Every year on April’s fools day, practical jokes and hoaxes are spread between friends, families, and even the biggest corporations, but the team behind google are always innovative with their tricks. So here are some of their tricks!

1) Google Gulp (2005):

Google Glup

Google branched out into a new product area with the announcement of Google Gulp, a high-tech “smart drink” that featured a DNA scanner embedded in the lip of the bottle that would read “all 3 gigabytes of your base pair genetic data in a fraction of a second, fine-tuning your individual hormonal cocktail in real time.

Plus, the company added, “it’s low in carbs!”

 

2) Toilet Internet Service Provider (2007):

Google Toilet internet service provider

Google announced a new technology called TiSP (Toilet Internet Service Provider) that would allow it to provide free in-home wireless broadband service. Users would connect to the internet via their bathroom’s plumbing system. Google promised that it would provide a higher-performance version of the service for businesses which would include “24-hour, on-site technical support in the event of backup problems, brownouts and data wipes.”

3) gDay Mate (2008):

Google gDay

Google Australia debuted gDay technology “enabling you to search content on the internet before it is created”:

The core technology that powers gDay™ is MATE™ (Machine Automated Temporal Extrapolation). Using MATE’s™ machine learning and artificial intelligence techniques developed in Google’s Sydney offices, they can construct elements of the future. Google spiders crawl publicly available web information and  index of historic, cached web content.  They can use this technique to predict almost anything on the web – tomorrow’s share price movements, sports results or news events. Plus, using language regression analysis, Google can even predict the actual wording of blogs and newspaper columns, 24 hours before they’re written!

4) Google Becomes Topeka (2010):

Google becomes Topeka

Google announced that it was officially changing its name to Topeka. The name change was a response to the recent decision by the mayor of Topeka, Kansas to change the name of his city to Google.

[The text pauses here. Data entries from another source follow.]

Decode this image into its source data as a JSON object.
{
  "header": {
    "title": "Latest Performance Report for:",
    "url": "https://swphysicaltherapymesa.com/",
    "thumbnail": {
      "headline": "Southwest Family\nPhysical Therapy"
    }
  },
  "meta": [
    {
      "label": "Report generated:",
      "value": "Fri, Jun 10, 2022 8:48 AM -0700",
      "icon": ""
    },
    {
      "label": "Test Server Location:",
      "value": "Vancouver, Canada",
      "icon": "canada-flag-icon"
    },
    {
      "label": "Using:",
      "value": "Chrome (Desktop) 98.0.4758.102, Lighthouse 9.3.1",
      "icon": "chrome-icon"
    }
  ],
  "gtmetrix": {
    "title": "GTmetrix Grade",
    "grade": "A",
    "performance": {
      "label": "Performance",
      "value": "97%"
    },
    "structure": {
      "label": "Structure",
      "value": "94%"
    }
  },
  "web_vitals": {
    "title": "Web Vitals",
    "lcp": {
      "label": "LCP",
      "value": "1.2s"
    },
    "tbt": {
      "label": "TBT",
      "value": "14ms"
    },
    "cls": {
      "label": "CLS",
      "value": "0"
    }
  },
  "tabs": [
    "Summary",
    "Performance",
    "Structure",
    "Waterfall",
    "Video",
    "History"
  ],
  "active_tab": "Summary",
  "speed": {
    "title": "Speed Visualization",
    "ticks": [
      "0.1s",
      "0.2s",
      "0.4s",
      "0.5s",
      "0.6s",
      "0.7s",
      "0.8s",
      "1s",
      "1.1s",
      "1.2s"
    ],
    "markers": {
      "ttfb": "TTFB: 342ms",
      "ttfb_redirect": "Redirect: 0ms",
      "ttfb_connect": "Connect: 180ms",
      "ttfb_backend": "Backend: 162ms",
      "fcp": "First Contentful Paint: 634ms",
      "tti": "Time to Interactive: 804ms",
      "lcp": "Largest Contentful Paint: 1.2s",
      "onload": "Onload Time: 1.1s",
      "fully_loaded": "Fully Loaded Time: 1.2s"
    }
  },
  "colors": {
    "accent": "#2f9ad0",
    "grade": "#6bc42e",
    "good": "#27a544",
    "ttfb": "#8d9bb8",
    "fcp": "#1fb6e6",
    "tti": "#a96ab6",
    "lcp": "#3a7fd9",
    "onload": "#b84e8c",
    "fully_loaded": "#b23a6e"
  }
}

Google remarked: “We didn’t reach this decision lightly; after all, we had a fair amount of brand equity tied up in our old name. But the more we surfed around (the former) Topeka’s municipal website, the more kinship we felt with this fine city at the edge of the Great Plains.”

Google Topeka 2

 

5) Gmail Motion (2011):

Google debuted a new feature — Gmail Motion — designed to allow people to eliminate the use of keyboards and mice and instead write emails using only gestures, which Gmail would track using your computer webcam and a “spatial tracking algorithm.”

link: Gmail Motion Beta.

 

 

6) Gmail Tap:

Gmail introduced “Gmail Tap”. This app replaced the QWERTY keyboard on mobile phones with two keys, a dot and a dash, allowing users to communicate using morse code. This not only simplified the act of typing on a phone, but also allowed it to be done without looking at the screen, making it “ideal for situations where you need to discreetly send emails, such as when you’re on a date or in a meeting with your boss.”

 

7) Google Nose (2013):

Google Nose

Google announced Google Nose Beta — allowing people to smell what they searched for online. The company explained that they had leveraged “new and existing technologies to offer the sharpest olfactory experience available,” with their “street sense vehicles” roaming far and wide to index millions of different scents, thereby creating the “Google Aroma-base” of 15M+ “scentibytes.”